Mit jeder Zellteilung werden die Chromosomen einer Zelle kürzer, weil von deren Enden, den Telomeren, jeweils ein Stück verloren geht. Bisher glaubte man, dass diese fortschreitende Verkürzung wie eine molekulare Uhr die Lebensdauer einer Zelle bestimmt. Jetzt berichten Wissenschaftler der Rockefeller University in New York im Fachblatt Science (Bd. 295, S. 2446), dass erst der Mangel eines Proteins, das verkürzte Chromosomenenden schützt, den Alterungsprozess der Zelle einleitet.

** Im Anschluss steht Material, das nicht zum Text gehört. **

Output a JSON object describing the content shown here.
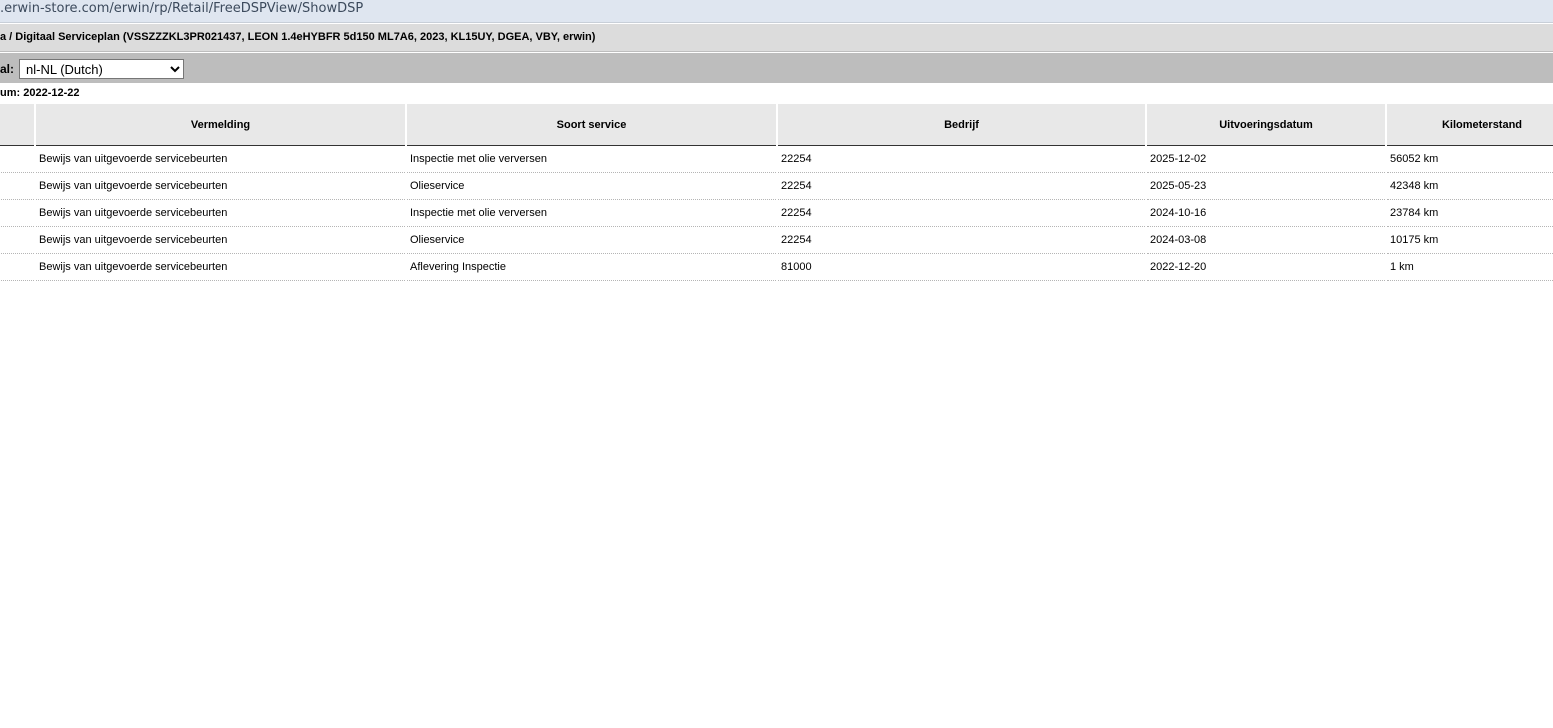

Die meisten Körperzellen haben eine begrenzte Lebensdauer. Irgendwann werden die Teilungen eingestellt, die Zelle altert und stirbt. Wodurch dieser Alterungsprozess ausgelöst wird, ist noch nicht bekannt. Die mit der Zeit abnehmende Länge der Telomeren spielt dabei eine wichtige Rolle. Deren Enden sind durch eine Art Kappe aus DNA-Schleifen geschützt, die einen Abbau bei den Zellteilungen verhindert. Titia de Lange und ihre Mitarbeiter untersuchten, wie das Protein TRF2, das an Telomere bindet, die Lebensdauer menschlicher Zellen beeinflusst.
Sie stellten fest, dass die Zellen länger teilungsfähig blieben, wenn das Protein im Überschuss produziert wurde. Offenbar schützte TRF2 die Telomere vor dem weiteren Abbau, auch wenn sie bereits eine kritische Länge erreicht hatten. Das verzögerte das Altern der Zelle. „Vielleicht können die kurzen Telomere in alten Zellen keine schützenden Schleifen mehr bilden und lösen dadurch den Alterungsprozess aus“, sagt Jan Karlseder, ein Mitglied des Teams. Die Wissenschaftler vermuten, dass TRF2 die Lebensspanne einer Zelle dadurch verlängert, dass es die Ausbildung dieser DNA-Strukturen begünstigt.
Die Aufklärung dieses Regulationsmechanismus könnte dabei helfen, dem unbegrenzten Wachstum von Krebszellen Einhalt zu gebieten. „Alter und Krebs sind zwei Seiten derselben Medaille“, sagt Karlseder. Das Ziel sei, die eine Seite zu beeinflussen, ohne nachteilige Auswirkungen der anderen Seite in Kauf nehmen zu müssen.